The opposition called for a “no” vote, while Morsi’s supporters said the constitution will help end the political instability that has roiled Egypt since the autocratic Mubarak was overthrown. Clerics, from the pulpits of mosques, have defended the constitution as a document that champions Islam.
The draft would empower Islamists to carry out the most widespread and strictest implementation of Islamic law that modern Egypt has seen. That authority rests on the three articles that explicitly mention Shariah, or Islamic law, as well as obscure legal language buried in a number of other articles that few noticed during the charter’s drafting but that Islamists insisted on including.

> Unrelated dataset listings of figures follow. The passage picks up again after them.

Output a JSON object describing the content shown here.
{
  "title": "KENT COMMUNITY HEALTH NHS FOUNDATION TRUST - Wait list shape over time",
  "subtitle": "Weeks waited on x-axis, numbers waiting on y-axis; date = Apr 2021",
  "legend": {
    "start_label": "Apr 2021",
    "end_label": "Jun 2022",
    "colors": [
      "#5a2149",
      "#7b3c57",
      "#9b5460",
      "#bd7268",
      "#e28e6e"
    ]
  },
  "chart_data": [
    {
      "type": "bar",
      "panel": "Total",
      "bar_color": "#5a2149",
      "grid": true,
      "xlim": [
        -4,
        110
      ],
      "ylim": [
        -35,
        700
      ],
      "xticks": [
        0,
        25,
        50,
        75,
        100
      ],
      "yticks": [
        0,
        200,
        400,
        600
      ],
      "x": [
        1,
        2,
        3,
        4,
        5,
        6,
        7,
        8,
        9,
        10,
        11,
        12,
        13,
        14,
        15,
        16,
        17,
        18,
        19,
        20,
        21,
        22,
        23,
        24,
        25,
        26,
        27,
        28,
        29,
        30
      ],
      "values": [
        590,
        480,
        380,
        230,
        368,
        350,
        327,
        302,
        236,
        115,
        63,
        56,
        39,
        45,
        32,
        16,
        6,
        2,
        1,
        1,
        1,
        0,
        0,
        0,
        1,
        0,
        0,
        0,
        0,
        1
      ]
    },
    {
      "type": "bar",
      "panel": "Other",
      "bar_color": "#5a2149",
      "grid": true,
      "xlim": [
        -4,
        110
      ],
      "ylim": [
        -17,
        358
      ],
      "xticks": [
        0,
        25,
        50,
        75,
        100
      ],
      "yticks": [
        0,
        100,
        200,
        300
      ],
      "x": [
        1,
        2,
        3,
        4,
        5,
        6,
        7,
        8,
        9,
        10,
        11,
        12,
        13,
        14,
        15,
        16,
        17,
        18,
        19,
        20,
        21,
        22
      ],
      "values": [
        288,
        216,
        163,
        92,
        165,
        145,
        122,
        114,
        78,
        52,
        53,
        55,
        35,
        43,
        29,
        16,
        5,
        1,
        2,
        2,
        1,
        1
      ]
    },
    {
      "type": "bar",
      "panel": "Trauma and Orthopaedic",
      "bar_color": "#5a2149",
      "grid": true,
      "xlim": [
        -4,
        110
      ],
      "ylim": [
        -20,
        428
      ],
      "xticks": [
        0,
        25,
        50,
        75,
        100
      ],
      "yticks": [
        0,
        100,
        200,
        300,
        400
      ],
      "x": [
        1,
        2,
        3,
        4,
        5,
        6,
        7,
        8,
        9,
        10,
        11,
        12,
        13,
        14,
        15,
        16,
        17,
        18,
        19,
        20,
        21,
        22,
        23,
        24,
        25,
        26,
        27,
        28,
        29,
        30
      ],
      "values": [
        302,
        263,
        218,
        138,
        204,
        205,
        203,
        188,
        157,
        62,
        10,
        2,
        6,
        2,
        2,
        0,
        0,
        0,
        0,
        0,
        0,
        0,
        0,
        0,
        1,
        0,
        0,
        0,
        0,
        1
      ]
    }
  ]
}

According to both supporters and opponents of the draft, the charter not only makes Muslim clerics the arbiters for many civil rights, it also could give a constitutional basis for citizens to set up Saudi-style “religious police” to monitor morals and enforce segregation of the sexes, imposition of Islamic dress codes and even harsh punishments for adultery and theft — regardless of what the laws on the books say.
For Islamists, the constitution is the keystone for their ambitions to bring Islamic rule, a goal they say is justified by their large victory in last winter’s parliamentary elections. Morsi rejected opposition demands that he cancel the referendum.
When voting day finally arrived, the anger and frustration of the past three weeks remained and scenes of voters hotly debating the cons and pros of the constitution or countering each other’s take on Morsi, the Brotherhood, the Salafis or reform leader Mohamed ElBaradei were common.
“Those who wrote the constitution are God-fearing men,” Mohammed Hassan el-Khatab, a bearded 52-year-old government employee, yelled as he stood in line outside a polling center in the Mediterranean port city of Alexandria.
“Those opposed to the constitution are just noisy, they have no popular base. Let the people decide,” said el-Khatab, whose support for the draft is typical in his low-income el-Siouf district, home to a mix of Christian, Muslim Brotherhood supporters and Salafis.
Girgis Bakheet, a 56-year-old Christian decorator, overheard el-Khatab and decided to weigh in on the debate with an instant dismissal of the notion that being God-fearing is a qualification for writing a constitution.
“This is a constitution that is stillborn. It doesn’t represent all people. Arguing that it observes God’s laws is a good thing, but only on the face of it. God has nothing to do with constitutions and elections,” he said.